Maritime piracy during the age of exploration inspires a great deal of romantic, idealized fiction. But like the American wild west, the actual historical era can’t possibly contain all of the stories that have been written about the period. Veteran fantasy authors Stephen J. Sullivan and Jean Rabe decided to solve that problem by creating a whole universe of sailing heroes called the Blue Kingdoms, and ended up submitting their creation for the Wizards of the Coast “Fantasy Setting Search” competition. They weren’t discouraged when Eberron was chosen as the new Dungeons and Dragons game world, so now Blue Kingdoms lives and breathes in the form of four short story anthologies. Blue Kingdoms: Buxom Buccaneers leaps off the shelf fully formed as a pleasant, diverting page-turner. The book is intended for a general adult audience, and while there’s fantasy violence and an amount of innuendo it’s not inappropriate for young adult readers.
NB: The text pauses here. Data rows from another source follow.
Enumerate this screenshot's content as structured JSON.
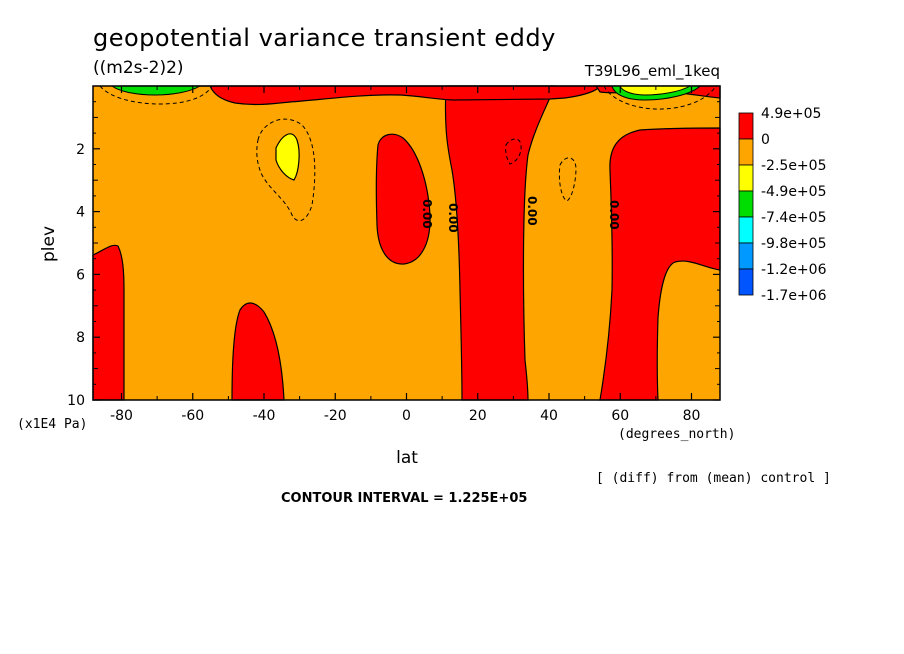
{
  "chart_data": {
    "type": "heatmap",
    "title": "geopotential variance transient eddy",
    "units": "((m2s-2)2)",
    "run_label": "T39L96_eml_1keq",
    "xlabel": "lat",
    "x_units": "(degrees_north)",
    "ylabel": "plev",
    "y_units": "(x1E4 Pa)",
    "xlim": [
      -88,
      88
    ],
    "ylim": [
      10,
      0
    ],
    "x_ticks": [
      -80,
      -60,
      -40,
      -20,
      0,
      20,
      40,
      60,
      80
    ],
    "y_ticks": [
      2,
      4,
      6,
      8,
      10
    ],
    "x_tick_labels": [
      "-80",
      "-60",
      "-40",
      "-20",
      "0",
      "20",
      "40",
      "60",
      "80"
    ],
    "y_tick_labels": [
      "2",
      "4",
      "6",
      "8",
      "10"
    ],
    "contour_interval": "CONTOUR INTERVAL = 1.225E+05",
    "note": "[ (diff) from (mean) control ]",
    "contour_labels": [
      "0.00",
      "0.00",
      "0.00",
      "0.00"
    ],
    "colorbar": {
      "labels": [
        "4.9e+05",
        "0",
        "-2.5e+05",
        "-4.9e+05",
        "-7.4e+05",
        "-9.8e+05",
        "-1.2e+06",
        "-1.7e+06"
      ],
      "colors": [
        "#ff0000",
        "#ffa500",
        "#ffff00",
        "#00dd00",
        "#00ffff",
        "#0099ff",
        "#0055ff"
      ]
    },
    "background_color": "#ffa500",
    "positive_color": "#ff0000",
    "regions": [
      {
        "sign": "positive",
        "lon": [
          -88,
          -82
        ],
        "plev": [
          5.2,
          10
        ]
      },
      {
        "sign": "positive",
        "lon": [
          -48,
          -33
        ],
        "plev": [
          6.9,
          10
        ]
      },
      {
        "sign": "positive",
        "lon": [
          -8,
          7
        ],
        "plev": [
          1.7,
          5.7
        ]
      },
      {
        "sign": "positive",
        "lon": [
          12,
          32
        ],
        "plev": [
          0,
          10
        ]
      },
      {
        "sign": "positive",
        "lon": [
          54,
          88
        ],
        "plev": [
          1.3,
          10
        ]
      },
      {
        "sign": "positive",
        "lon": [
          -55,
          40
        ],
        "plev": [
          0,
          0.6
        ]
      },
      {
        "sign": "negative",
        "lon": [
          -35,
          -29
        ],
        "plev": [
          1.4,
          3.1
        ]
      },
      {
        "sign": "strong-negative",
        "lon": [
          60,
          76
        ],
        "plev": [
          0,
          0.35
        ]
      }
    ]
  }
}
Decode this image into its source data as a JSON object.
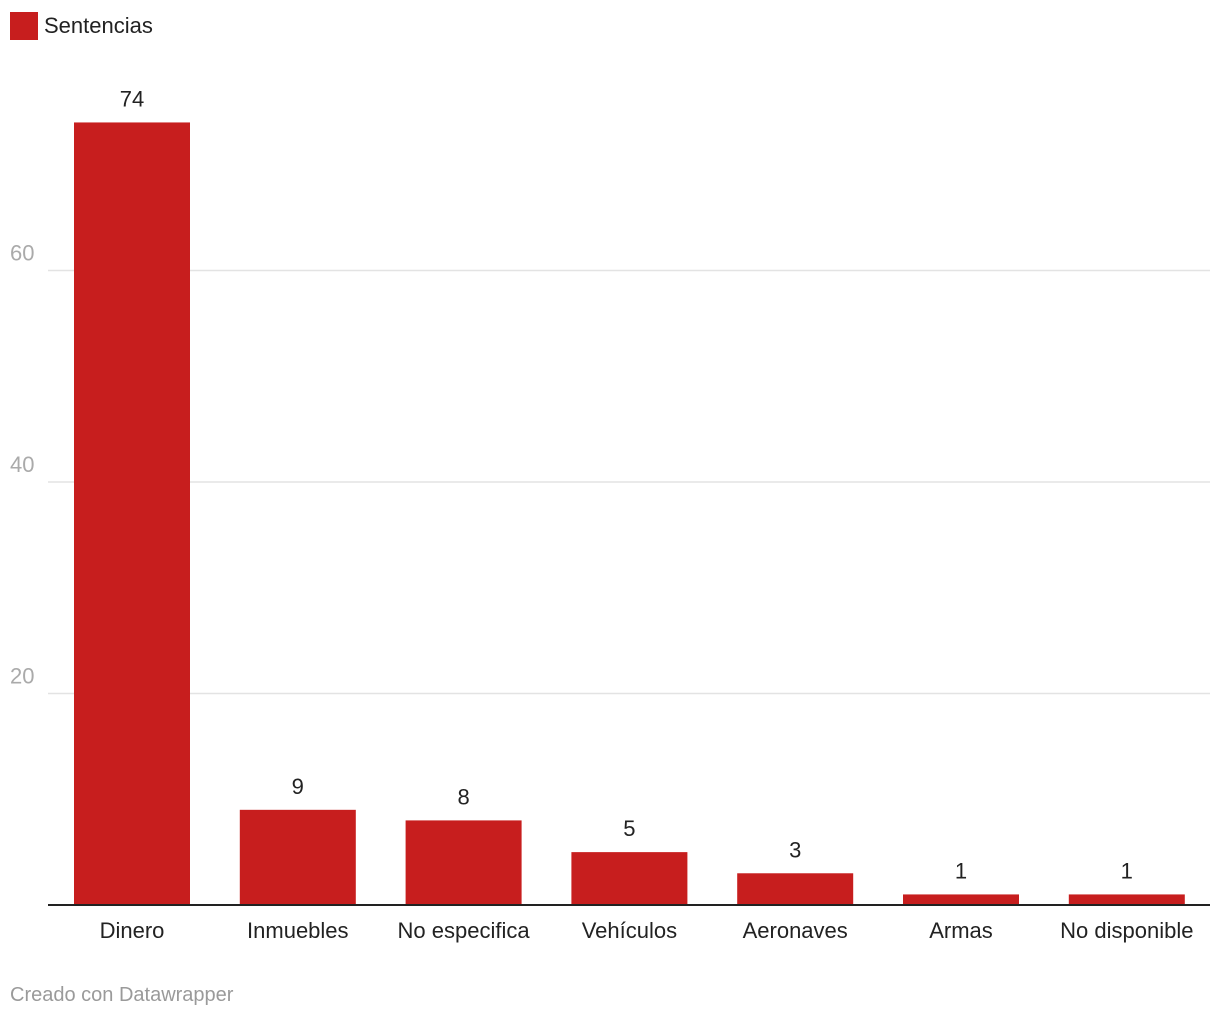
{
  "chart_data": {
    "type": "bar",
    "categories": [
      "Dinero",
      "Inmuebles",
      "No especifica",
      "Vehículos",
      "Aeronaves",
      "Armas",
      "No disponible"
    ],
    "series": [
      {
        "name": "Sentencias",
        "values": [
          74,
          9,
          8,
          5,
          3,
          1,
          1
        ]
      }
    ],
    "ylim": [
      0,
      80
    ],
    "yticks": [
      20,
      40,
      60
    ],
    "grid": true,
    "legend": "top-left",
    "data_labels": true,
    "bar_color": "#c71e1e",
    "grid_color": "#e3e3e3",
    "axis_color": "#222222",
    "tick_color": "#aaaaaa"
  },
  "legend": {
    "label": "Sentencias"
  },
  "footer": {
    "credit": "Creado con Datawrapper"
  }
}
One of the advantages of a fantasy setting is that historical accuracy can take a back seat to modern sensibilities regarding race and gender. So while the titular buccaneers of the anthology certainly don’t lack for prose sex appeal, the book is never juvenile or exploitative. In “Magic’s Price” by Kathleen Watness, the spell-casting skipper has lost a hand, but not in the way we imagine would usually happen to a pirate. Likewise in Jason Mical’s “Keva’s Six,” elves and dwarves stand in for whatever foreign peoples might be unwelcome at a frontier port. Every Blue Kingdoms book effectively takes the tropes of the pirate story and turns them on their bandanna-wrapped heads, and Buxom Buccaneers continues that tradition satisfyingly.
Easily the best story of the bunch of Sullivan’s own “Sisters in Arms,” a story of filial loyalty and female empowerment. Sullivan draws the reader into his sailing world subtly but insistently, and along the way the unusual gender of his fighting sailors ceases to be either a burden or a novelty. In a century where the word ‘feminist’ is no longer relevant, the best kind of fantasy fiction assigns roles without regard to sex, and Sullivan does that skillfully and convincingly.
The way that “Sisters in Arms” ends the book illustrates an ongoing problem with the whole series in that many of the short stories don’t spend enough time establishing the world for new readers. Even established fans of the series might have trouble following along with all the specialized dialogue and place names of the Blue Kingdoms, and without an existing tie-in or some other reference material, it’s easy to be distracted or lost. That’s only a minor complaint for what’s otherwise a satisfying read.
Blue Kingdoms: Buxom Buccaneers edited by Stephen J. Sullivan and Jean Rabe. Published 2008 by Walkabout Publishing, ISBN 978-0-9802086-5-8. 182 pages, softcover.